A novel mouse model of Alzheimer's disease


  Recently, researchers from the University of Oslo published a new research progress in the international academic journal brain. They knocked out two genes in the mouse brain and constructed a new mouse model of Alzheimer’s disease. Different mouse models of sexual Alzheimer's disease are of great significance for the study of non-hereditary Alzheimer's disease.

   Alzheimer's disease is mainly caused by the abnormal deposition of beta amyloid in the brain, which can cause neuronal network damage and cause some clinical symptoms, such as orientation disorder, memory loss, behavior changes and eventually death. In basic research on Alzheimer's disease, scientists generally use transgenic methods to overexpress the Alzheimer's disease genetic gene that produces amyloid beta to construct animal models of the disease. Although these animal models have brought great convenience to the research of the disease, this method can only simulate hereditary Alzheimer's disease, but hereditary Alzheimer's disease is less than 1% of all patients with the disease .

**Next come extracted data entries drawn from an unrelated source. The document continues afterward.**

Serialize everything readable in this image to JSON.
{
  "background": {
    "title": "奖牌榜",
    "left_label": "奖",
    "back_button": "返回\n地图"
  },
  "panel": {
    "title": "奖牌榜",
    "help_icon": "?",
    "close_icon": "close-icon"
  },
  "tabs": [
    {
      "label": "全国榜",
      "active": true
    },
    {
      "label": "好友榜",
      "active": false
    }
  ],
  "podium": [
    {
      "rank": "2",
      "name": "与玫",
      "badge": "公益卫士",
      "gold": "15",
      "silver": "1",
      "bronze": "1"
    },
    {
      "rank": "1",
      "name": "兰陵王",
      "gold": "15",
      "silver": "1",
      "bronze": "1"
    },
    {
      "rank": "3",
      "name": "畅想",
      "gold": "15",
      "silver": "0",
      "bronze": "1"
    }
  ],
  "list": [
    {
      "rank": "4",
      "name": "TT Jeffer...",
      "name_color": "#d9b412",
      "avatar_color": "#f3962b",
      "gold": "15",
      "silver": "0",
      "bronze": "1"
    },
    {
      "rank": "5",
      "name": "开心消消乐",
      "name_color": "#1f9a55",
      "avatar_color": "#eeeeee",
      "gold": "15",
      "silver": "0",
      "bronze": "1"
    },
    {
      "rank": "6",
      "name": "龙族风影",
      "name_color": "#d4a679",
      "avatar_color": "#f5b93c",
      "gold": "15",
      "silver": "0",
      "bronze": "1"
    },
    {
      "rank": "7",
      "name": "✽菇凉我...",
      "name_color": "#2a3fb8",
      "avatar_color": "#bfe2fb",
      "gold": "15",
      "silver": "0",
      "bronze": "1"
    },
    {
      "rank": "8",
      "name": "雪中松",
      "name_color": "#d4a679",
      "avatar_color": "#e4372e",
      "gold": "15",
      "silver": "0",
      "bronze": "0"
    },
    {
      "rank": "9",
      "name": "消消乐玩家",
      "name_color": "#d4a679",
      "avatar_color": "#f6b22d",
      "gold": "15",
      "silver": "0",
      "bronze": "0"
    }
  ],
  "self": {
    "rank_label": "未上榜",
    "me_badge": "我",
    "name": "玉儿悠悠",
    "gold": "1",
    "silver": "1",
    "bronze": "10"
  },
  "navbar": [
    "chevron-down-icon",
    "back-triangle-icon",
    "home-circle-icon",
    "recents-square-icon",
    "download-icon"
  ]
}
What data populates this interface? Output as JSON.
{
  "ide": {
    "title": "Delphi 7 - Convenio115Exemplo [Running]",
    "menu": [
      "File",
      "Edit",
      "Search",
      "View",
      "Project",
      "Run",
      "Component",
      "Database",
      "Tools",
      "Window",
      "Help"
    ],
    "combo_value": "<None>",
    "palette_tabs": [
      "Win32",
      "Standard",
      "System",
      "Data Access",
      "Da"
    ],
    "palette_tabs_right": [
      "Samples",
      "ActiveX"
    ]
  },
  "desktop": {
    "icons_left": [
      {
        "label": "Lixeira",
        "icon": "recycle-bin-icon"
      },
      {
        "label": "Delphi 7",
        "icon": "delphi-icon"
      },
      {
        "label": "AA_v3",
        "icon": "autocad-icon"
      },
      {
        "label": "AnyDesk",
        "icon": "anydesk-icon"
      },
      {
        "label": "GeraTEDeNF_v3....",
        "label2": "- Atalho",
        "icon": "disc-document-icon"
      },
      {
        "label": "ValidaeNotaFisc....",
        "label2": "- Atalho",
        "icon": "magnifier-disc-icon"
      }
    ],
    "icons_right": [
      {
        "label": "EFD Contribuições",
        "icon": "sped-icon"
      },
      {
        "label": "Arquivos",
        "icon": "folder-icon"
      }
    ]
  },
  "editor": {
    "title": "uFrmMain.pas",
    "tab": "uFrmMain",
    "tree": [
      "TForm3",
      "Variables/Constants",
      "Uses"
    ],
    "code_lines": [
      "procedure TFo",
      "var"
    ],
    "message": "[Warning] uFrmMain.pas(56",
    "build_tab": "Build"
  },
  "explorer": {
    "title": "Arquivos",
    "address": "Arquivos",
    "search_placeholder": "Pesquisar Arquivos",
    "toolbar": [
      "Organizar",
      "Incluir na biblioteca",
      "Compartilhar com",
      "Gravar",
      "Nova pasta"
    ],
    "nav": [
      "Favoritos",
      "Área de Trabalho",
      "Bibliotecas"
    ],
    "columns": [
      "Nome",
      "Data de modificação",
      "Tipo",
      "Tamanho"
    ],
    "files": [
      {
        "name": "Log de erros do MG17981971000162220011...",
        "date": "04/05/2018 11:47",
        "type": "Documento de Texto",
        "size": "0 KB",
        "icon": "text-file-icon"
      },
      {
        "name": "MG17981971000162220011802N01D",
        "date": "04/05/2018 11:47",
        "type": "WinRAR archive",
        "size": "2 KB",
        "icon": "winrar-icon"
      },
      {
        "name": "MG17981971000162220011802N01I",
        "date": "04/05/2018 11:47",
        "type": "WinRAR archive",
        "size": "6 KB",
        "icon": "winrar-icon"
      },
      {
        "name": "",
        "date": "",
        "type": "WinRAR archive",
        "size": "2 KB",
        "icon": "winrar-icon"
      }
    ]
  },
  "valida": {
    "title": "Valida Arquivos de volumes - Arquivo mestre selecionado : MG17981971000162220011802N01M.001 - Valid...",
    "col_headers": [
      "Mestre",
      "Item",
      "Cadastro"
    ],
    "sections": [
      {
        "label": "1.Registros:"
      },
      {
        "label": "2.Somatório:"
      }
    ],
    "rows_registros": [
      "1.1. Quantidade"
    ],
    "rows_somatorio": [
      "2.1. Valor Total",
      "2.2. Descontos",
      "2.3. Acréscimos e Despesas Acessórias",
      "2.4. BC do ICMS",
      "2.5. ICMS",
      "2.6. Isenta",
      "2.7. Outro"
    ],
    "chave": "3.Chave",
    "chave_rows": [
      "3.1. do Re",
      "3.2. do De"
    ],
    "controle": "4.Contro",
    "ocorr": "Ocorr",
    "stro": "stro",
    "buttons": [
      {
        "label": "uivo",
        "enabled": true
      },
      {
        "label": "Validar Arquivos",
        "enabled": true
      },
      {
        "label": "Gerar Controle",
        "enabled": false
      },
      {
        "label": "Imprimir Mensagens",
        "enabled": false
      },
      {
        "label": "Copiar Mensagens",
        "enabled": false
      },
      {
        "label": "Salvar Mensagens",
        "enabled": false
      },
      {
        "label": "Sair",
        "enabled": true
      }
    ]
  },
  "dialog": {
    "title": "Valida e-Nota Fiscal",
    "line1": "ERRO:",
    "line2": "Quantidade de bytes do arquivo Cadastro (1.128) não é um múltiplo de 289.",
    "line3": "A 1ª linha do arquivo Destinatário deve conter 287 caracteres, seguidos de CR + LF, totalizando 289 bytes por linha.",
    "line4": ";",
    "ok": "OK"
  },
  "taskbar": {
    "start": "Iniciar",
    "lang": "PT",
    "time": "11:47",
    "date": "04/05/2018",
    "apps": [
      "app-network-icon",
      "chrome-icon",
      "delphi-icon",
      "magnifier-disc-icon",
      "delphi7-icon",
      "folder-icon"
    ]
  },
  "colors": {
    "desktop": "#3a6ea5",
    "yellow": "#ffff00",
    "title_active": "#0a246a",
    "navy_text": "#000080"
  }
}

   In this study, the researchers constructed a mouse model of Alzheimer's disease by simultaneously disrupting the functions of two genes in the brain. These two genes play an important role in the secretion and digestion of beta amyloid. Using this model, researchers conducted behavioral testing, electrophysiological and morphological analysis, and they found that this mouse model began to show early symptoms of the disease after 1.5 years of age, the survival rate decreased, and it was prone to anxiety in the new environment. At the same time, memory declines.

  The researchers finally pointed out that this is a brand new animal model of Alzheimer's disease, which can realize the research of the disease without artificially overexpressing the genetic genes of Alzheimer's disease.